Européennes : Pour éviter une pénurie, Toulouse recherche (déjà) des assesseurs bénévoles pour les bureaux de vote

PRÉCAUTION La mairie de Toulouse lance un appel à volontaires afin de trouver des assesseurs pour le scrutin européen du 26 mai. L’idée est d’anticiper une éventuelle pénurie

Helene Menal

— 

Une urne dans un bureau de vote a Toulouse
Une urne dans un bureau de vote a Toulouse — F. Lancelot / SIPA
  • La mairie de Toulouse recherche des assesseurs pour le jour des élections européennes.
  • Elle fait le constat que les militants politiques ne courent pas les rues et veut anticiper une éventuelle pénurie.
  • Le but est de recruter un réservoir de 500 assesseurs volontaires.

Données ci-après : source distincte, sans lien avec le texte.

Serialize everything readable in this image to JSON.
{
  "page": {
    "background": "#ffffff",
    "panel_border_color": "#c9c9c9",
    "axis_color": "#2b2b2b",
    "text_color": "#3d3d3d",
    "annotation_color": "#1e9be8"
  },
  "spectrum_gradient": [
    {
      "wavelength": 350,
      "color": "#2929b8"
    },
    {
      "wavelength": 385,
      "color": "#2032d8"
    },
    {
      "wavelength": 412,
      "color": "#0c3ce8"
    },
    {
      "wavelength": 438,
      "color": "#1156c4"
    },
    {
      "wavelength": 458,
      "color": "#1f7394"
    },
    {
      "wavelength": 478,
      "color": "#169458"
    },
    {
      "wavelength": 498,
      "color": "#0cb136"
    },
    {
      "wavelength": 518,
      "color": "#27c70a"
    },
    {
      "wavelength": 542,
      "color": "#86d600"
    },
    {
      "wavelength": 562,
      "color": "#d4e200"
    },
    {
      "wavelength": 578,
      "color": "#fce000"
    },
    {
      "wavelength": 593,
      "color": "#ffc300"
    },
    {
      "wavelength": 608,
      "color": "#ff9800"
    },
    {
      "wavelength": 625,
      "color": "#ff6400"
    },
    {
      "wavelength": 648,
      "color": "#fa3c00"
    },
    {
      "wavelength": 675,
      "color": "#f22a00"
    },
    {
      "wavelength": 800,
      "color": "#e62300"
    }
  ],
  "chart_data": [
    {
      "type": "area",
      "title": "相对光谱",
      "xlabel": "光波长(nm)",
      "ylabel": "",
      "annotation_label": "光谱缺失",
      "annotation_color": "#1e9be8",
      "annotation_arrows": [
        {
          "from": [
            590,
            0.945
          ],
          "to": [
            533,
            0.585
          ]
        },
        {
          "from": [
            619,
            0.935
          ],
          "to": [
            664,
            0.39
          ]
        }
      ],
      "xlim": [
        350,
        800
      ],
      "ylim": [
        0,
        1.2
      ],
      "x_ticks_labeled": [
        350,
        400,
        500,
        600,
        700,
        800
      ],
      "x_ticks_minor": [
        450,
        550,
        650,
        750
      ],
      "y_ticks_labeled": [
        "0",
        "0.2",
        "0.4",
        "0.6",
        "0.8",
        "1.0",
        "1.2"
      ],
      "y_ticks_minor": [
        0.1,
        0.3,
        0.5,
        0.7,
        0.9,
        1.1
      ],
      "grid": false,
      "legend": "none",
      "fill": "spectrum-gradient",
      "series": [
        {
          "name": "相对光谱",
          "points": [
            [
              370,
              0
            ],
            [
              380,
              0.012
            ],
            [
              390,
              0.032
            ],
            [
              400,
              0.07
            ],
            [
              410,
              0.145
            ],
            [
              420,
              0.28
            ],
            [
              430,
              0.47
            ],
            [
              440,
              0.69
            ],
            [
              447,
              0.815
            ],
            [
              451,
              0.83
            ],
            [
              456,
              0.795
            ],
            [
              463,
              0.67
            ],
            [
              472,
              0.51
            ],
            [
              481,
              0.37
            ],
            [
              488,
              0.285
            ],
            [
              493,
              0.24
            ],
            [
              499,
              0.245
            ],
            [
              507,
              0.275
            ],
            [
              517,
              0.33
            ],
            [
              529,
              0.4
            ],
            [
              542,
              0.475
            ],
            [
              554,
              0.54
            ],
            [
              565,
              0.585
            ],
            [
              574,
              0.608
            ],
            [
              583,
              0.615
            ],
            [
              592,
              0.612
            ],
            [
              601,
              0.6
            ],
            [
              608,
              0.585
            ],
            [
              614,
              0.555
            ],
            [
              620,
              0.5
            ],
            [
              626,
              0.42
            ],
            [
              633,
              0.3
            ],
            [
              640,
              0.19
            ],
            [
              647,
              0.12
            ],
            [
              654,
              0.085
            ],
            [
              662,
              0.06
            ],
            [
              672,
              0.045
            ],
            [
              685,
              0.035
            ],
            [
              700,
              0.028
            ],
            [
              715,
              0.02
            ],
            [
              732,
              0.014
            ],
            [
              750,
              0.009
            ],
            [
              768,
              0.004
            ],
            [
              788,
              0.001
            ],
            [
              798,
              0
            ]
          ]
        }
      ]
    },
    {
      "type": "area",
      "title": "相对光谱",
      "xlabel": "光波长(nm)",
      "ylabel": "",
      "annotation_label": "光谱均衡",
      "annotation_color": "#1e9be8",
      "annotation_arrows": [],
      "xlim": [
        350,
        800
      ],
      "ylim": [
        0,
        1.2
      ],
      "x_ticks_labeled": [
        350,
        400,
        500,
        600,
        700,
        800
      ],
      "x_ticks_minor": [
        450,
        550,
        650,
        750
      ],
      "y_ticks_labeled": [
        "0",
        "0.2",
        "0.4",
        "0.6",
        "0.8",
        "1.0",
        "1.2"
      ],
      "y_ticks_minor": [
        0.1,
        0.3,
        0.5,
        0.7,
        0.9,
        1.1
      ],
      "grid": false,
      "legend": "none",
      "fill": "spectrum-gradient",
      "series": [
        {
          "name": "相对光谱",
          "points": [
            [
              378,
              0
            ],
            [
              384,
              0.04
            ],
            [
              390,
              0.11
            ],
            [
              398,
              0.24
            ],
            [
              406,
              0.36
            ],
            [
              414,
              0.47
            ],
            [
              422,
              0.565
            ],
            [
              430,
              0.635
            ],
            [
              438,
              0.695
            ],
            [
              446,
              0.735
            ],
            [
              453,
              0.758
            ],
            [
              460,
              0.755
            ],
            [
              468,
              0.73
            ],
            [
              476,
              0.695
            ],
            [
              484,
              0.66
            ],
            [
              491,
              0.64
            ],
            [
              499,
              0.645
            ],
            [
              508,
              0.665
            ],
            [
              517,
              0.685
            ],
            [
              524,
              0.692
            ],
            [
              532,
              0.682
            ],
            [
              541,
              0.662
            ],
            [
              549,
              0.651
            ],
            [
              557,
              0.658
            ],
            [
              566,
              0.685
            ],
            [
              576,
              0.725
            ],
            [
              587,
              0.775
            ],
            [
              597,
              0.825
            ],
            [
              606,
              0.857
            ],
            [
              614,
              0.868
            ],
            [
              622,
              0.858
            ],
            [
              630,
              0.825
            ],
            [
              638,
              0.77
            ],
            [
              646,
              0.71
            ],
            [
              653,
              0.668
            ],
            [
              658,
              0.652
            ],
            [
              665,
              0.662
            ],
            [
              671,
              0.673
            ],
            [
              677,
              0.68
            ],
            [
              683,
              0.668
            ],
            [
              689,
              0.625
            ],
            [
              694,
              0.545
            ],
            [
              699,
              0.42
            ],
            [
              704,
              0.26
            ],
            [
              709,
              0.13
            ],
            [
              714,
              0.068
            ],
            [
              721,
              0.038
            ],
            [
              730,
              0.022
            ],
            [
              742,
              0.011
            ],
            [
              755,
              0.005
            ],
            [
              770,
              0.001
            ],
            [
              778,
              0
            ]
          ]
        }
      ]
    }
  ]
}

Vous prévoyez quoi pour le 26 mai prochain ? Si vous êtes un citoyen modèle vous ferez un détour par votre bureau de vote pour le scrutin des Européennes. Et si vous êtes un citoyen archi-modèle, vous répondrez à l’appel que vient de lancer la mairie de Toulouse en y passant toute la journée – de 7h30 à 22h30 – en qualité d’assesseur.

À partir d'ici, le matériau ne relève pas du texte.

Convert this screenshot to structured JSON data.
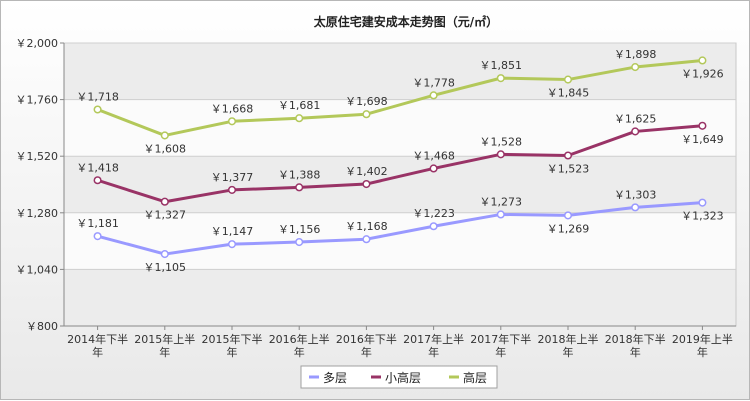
{
  "chart_data": {
    "type": "line",
    "title": "太原住宅建安成本走势图（元/㎡）",
    "categories": [
      "2014年下半年",
      "2015年上半年",
      "2015年下半年",
      "2016年上半年",
      "2016年下半年",
      "2017年上半年",
      "2017年下半年",
      "2018年上半年",
      "2018年下半年",
      "2019年上半年"
    ],
    "series": [
      {
        "name": "多层",
        "color": "#9999ff",
        "values": [
          1181,
          1105,
          1147,
          1156,
          1168,
          1223,
          1273,
          1269,
          1303,
          1323
        ],
        "labels": [
          "￥1,181",
          "￥1,105",
          "￥1,147",
          "￥1,156",
          "￥1,168",
          "￥1,223",
          "￥1,273",
          "￥1,269",
          "￥1,303",
          "￥1,323"
        ]
      },
      {
        "name": "小高层",
        "color": "#993366",
        "values": [
          1418,
          1327,
          1377,
          1388,
          1402,
          1468,
          1528,
          1523,
          1625,
          1649
        ],
        "labels": [
          "￥1,418",
          "￥1,327",
          "￥1,377",
          "￥1,388",
          "￥1,402",
          "￥1,468",
          "￥1,528",
          "￥1,523",
          "￥1,625",
          "￥1,649"
        ]
      },
      {
        "name": "高层",
        "color": "#b3c85a",
        "values": [
          1718,
          1608,
          1668,
          1681,
          1698,
          1778,
          1851,
          1845,
          1898,
          1926
        ],
        "labels": [
          "￥1,718",
          "￥1,608",
          "￥1,668",
          "￥1,681",
          "￥1,698",
          "￥1,778",
          "￥1,851",
          "￥1,845",
          "￥1,898",
          "￥1,926"
        ]
      }
    ],
    "ylim": [
      800,
      2000
    ],
    "yticks": [
      800,
      1040,
      1280,
      1520,
      1760,
      2000
    ],
    "ytick_labels": [
      "￥800",
      "￥1,040",
      "￥1,280",
      "￥1,520",
      "￥1,760",
      "￥2,000"
    ],
    "grid": true,
    "legend": "bottom"
  }
}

Cette recherche très officielle, et qui pourrait paraître prématurée, trouve son origine dans le souvenir mitigé qu’a laissé le deuxième tour de la Présidentielle 2017 au service des élections. « Avec Emmanuel Macron et Marine Le Pen comme finalistes, nous avons eu affaire à deux mouvements qui n’avaient pas l’habitude de mobiliser des militants. En Marche en a trouvé, le FN [désormais RN] non », rappelle Sacha Briand (LR), l’adjoint en charge des élections. Du coup, des employés municipaux volontaires ont dû venir bosser un dimanche en renfort.

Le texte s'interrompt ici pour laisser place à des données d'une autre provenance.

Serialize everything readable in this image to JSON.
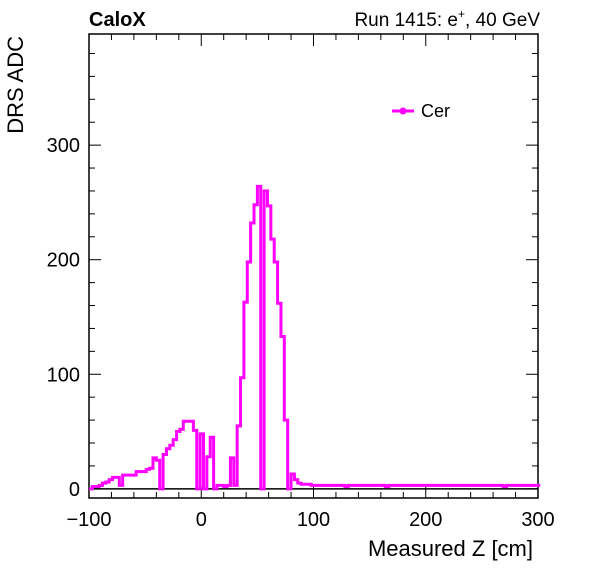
{
  "header": {
    "experiment": "CaloX",
    "run_label": "Run 1415: e",
    "run_superscript": "+",
    "run_energy": ", 40 GeV"
  },
  "chart_data": {
    "type": "line",
    "xlabel": "Measured Z [cm]",
    "ylabel": "DRS ADC",
    "xlim": [
      -100,
      300
    ],
    "ylim": [
      -8,
      397
    ],
    "x_ticks": [
      -100,
      0,
      100,
      200,
      300
    ],
    "y_ticks": [
      0,
      100,
      200,
      300
    ],
    "x_tick_labels": [
      "−100",
      "0",
      "100",
      "200",
      "300"
    ],
    "y_tick_labels": [
      "0",
      "100",
      "200",
      "300"
    ],
    "legend_position": "top-right",
    "grid": false,
    "series": [
      {
        "name": "Cer",
        "color": "#ff00ff",
        "style": "step",
        "bin_width": 3,
        "x_start": -100,
        "values": [
          0,
          2,
          2,
          3,
          5,
          6,
          8,
          10,
          10,
          3,
          12,
          12,
          12,
          12,
          15,
          15,
          15,
          17,
          18,
          27,
          25,
          0,
          30,
          35,
          38,
          43,
          50,
          52,
          59,
          59,
          59,
          51,
          0,
          48,
          0,
          28,
          45,
          0,
          3,
          3,
          2,
          3,
          27,
          3,
          55,
          97,
          163,
          198,
          232,
          248,
          264,
          0,
          260,
          247,
          218,
          198,
          162,
          133,
          60,
          0,
          13,
          8,
          5,
          4,
          4,
          4,
          3,
          3,
          3,
          3,
          3,
          3,
          3,
          3,
          3,
          3,
          2,
          3,
          3,
          3,
          3,
          3,
          3,
          3,
          3,
          3,
          3,
          3,
          2,
          3,
          3,
          3,
          3,
          3,
          3,
          3,
          3,
          3,
          3,
          3,
          3,
          3,
          3,
          3,
          3,
          3,
          3,
          3,
          3,
          3,
          3,
          3,
          3,
          3,
          3,
          3,
          3,
          3,
          3,
          3,
          3,
          3,
          3,
          2,
          3,
          3,
          3,
          3,
          3,
          3,
          3,
          3,
          3,
          3
        ]
      }
    ]
  }
}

Et comme Sacha Briand présume que les rangs des militants des partis politiques traditionnels ne sont pas en train d’exploser, il a décidé cette fois de prendre ses précautions. Il espère que l’appel lancé permettra de recruter un réservoir de « 500 citoyens », prêts à jouer les « assesseurs » dans les 263 bureaux de vote de Ville rose. Evidemment, si et seulement si les « scrutateurs » désignés par les candidats (dont le rôle est strictement identique mais qui ne sont pas nommés par le maire) ne sont pas assez nombreux.

Est-ce aussi une façon de faire des économies en ne recourant pas à des agents municipaux ? Sacha Briand répond par une pirouette : « Nous donnerons la priorité aux citoyens. Certains se mobilisent pour râler, c’est aussi une bonne chose de le faire pour la vie démocratique de la cité ».